The oncogenic protein MDM2 is an important negative regulator of p53 tumour suppressor. Overexpression of this protein is closely related to the pathological progression and metastasis of lung cancer and other tumours. Previously, a 12-mer peptide segment 17ETFSDLWKLLPE28 (p5317–28) corresponding to residues 17–28 of the human p53 transactivation domain was identified to interact moderately with MDM2. Here, we successfully created an orthogonal molecular interaction system between a native hydrogen bond (H-bond) and a designed halogen bond (X-bond) across the protein–peptide complex interface, where the X-bond was introduced by substituting the 3-hydrogen atom of the benzene ring of the p5317–28 Phe19 residue with a halogen atom X, resulting in a series of 3X-peptides (X = F, Cl, Br or I).
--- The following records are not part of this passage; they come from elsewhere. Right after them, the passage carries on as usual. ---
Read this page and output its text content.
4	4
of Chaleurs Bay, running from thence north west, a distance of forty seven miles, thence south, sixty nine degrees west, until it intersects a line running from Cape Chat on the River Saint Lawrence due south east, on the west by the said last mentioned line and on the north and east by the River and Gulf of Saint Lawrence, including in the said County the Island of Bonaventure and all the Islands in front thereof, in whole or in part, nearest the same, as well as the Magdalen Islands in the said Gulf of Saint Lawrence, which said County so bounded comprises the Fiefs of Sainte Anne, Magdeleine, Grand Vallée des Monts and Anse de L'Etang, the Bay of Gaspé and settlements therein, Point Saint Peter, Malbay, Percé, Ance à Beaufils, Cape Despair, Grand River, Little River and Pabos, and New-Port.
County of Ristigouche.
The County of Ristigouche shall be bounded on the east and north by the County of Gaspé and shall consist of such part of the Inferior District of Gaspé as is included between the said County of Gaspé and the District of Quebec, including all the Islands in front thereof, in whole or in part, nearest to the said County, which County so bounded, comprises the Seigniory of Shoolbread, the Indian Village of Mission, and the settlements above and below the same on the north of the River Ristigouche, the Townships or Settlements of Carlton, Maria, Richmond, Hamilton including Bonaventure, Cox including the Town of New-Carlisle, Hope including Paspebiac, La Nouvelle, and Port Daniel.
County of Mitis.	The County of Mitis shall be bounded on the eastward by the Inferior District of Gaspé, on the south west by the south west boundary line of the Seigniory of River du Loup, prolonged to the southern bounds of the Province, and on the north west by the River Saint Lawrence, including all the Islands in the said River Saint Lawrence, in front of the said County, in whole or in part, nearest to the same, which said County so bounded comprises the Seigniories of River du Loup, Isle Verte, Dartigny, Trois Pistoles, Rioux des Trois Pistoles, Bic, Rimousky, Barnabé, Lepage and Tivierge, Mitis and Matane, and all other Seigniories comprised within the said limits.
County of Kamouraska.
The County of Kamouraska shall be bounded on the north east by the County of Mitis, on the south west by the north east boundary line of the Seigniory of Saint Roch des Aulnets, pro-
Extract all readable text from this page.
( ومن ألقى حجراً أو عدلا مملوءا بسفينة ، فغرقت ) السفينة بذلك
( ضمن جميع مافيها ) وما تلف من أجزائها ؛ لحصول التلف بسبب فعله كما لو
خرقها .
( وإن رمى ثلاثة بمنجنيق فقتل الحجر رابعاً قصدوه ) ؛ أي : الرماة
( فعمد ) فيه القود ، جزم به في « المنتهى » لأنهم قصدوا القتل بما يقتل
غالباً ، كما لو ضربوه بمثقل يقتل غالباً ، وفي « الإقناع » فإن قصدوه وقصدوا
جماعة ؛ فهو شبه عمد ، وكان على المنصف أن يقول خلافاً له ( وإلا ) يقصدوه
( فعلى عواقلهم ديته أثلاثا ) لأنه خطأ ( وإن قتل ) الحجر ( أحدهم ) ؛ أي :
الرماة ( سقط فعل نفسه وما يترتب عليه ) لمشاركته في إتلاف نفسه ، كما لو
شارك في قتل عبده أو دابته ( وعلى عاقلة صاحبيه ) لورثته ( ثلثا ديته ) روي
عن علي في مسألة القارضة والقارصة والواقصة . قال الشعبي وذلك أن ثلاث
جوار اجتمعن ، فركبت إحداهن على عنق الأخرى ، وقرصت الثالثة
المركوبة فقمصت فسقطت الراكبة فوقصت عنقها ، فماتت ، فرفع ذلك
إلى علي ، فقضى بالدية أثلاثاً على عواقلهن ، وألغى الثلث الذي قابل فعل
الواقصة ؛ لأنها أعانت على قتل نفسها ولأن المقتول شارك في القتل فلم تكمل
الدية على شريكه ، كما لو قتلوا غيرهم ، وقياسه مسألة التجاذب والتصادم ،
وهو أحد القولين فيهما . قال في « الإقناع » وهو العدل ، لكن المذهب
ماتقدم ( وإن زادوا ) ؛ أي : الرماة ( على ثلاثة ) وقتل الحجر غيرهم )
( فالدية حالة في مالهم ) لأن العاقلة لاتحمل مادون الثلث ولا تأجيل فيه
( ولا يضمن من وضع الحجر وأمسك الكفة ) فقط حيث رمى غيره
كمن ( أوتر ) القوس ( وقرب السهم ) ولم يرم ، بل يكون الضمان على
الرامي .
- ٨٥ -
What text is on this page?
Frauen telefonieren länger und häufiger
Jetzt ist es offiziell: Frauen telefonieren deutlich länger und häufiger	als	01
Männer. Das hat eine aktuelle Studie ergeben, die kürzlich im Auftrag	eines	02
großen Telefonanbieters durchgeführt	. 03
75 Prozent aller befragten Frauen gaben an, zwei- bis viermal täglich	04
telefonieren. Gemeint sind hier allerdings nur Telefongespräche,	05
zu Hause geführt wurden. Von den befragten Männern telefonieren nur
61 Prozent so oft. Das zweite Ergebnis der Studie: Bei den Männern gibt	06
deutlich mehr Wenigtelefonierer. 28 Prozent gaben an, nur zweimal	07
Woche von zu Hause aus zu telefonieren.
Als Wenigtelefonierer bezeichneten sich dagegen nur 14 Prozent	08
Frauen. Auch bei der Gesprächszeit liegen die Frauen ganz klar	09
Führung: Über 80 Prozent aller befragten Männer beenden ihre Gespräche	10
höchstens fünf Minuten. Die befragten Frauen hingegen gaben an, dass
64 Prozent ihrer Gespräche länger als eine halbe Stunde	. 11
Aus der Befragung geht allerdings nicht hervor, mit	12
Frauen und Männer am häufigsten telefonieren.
Theoretical analysis found that chlorine is a good compromise between X-bonding strength and steric hindrance due to introducing a bulkier halogen atom to the tightly packed complex interface. Consequently, the 3Cl-peptide (Kd = 105 nM) was determined to exhibit ~5-fold affinity improvement relative to p5317–28 (Kd = 570 nM). In contrast, the binding affinity of the 2Cl-peptide (Kd = 492 nM), a negative control that cannot form the X-bond according to computational analysis, did not change considerably on the halogenation.